Rob Hill, my partner and Chief Technical Officer was Steve Jobs’ distinguished iPhone Antenna Designer. Rob is the inventor of the Embedded Antenna for cell phones and Apple’s innovative rim antenna designer. The antenna worked well but the package failed to be integrated according to design rules and Apple learned to follow instructions next time. I wonder who betrayed the Failure Mode and Effects Analysis (FMEA)?
It wasn’t betrayal that sent Steve Jobs clamoring to apologize upon being busted about the antenna issue but it’s amazing the politics surrounding Antennas. It was a management defect [correctable].
Rob’s been around high tech and without question; he agrees; “these guys know exactly what they wanted to do; from the beginning! They make conscious choice.
When our world leaders stop, bend or break communications, you can bet there is a hidden agenda. The BP Oil Spill was a QA Matter and unfortunately; who cared about QA? Ask roughnecks about QA and you’ll likely get tossed out; but certainly not after the BP Crash and you should see the good things Halliburton Drilling Operations are doing to reliability and Quality Assurance as I worked with their group on new plans!
We are here to help the hard of hearing; not rake in big bucks or sell our souls to highest bidder.
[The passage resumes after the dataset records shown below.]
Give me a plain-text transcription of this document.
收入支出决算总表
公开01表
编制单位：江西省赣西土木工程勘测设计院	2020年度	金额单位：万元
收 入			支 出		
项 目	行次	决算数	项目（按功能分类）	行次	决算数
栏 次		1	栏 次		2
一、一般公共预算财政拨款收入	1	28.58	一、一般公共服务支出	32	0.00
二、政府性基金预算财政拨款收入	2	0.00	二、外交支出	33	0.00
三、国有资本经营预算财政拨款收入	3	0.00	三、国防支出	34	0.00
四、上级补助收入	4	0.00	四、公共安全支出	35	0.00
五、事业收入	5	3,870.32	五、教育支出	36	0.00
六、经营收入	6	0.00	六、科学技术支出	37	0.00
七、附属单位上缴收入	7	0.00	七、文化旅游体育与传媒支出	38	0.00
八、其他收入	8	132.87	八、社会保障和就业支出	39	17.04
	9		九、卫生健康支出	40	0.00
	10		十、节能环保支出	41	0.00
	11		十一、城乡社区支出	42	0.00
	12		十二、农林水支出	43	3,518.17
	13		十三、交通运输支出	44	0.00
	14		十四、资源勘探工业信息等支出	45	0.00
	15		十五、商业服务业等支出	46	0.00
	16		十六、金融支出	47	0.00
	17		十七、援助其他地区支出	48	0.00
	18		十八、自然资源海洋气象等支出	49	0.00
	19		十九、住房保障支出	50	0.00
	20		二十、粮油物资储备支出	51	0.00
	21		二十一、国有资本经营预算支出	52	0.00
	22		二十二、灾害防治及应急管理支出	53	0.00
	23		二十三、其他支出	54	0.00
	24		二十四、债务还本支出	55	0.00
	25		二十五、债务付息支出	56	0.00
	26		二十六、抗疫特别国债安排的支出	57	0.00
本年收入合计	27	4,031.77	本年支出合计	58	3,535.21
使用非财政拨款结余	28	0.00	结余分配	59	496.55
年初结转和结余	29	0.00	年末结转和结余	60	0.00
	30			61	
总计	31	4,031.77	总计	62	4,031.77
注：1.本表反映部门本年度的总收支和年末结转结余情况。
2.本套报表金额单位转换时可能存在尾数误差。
When people betray partners; in QA, we search for the root—we get under the politics; into the hidden agenda and determine factually and evidentially; WTF! Mistakes are costly but great educators. Bad partners use mistakes against you.
Thankfully, most of Vortis Associates are honest, energetic and loving so all our projects rolled out well and showed much promise and new horizons.
So many other heroes are unsung. I’d rather be ordinary. My daughter Jaime Lee Johnsonquoted me in her college entry letter: “there are no extraordinary people, just ordinary people doing extraordinary things.” We believe this!
I love, however being a scientist and when I see humans create bad things from quantum humanistic characteristics that go astray or awry, I like to help. Continuous Improvement is that help!
I can see Joseph Campbell’ myth to reality process [or vice versa] as its kind of like the migration of moving from a free world state of being to one of religious wars and patriots who come to learn war is better than peace [for the arms sales]!
We are here to help the hard of hearing.
If we rake in big bucks it’s because we did it right from the start!
I have worked with too many people whose battle cry is “cut cost; cut back; stop waste, etc.” In an organization where performance, quality, cost, service and capacity are equal players, the result of “cutting things” without understanding impact elsewhere is usually devastating for the customer and ultimately for the company. I remember what Prop 13 real estate tax change did to California’s Services to its customers.
Creating Value is our goal; we do this by learning best practices which is achieved by open, honest, collaboration [see Wikipedia]. Go figure that our would’s only commodity nowadays is information. Because of this, secrecy and betrayal is the way of the world!
I’d like to change this and help top managers understand that Quality Assurance, C-level Reliability Techniques and Process and Forensic reviews are good. Be honest, build your company on a holistically balanced approach! How do you know? You’ll know when you are comfortable understanding that surprises are a sign of bad management. If you ask about Quality Assurance and they look with headlight eyes; train em Daniel!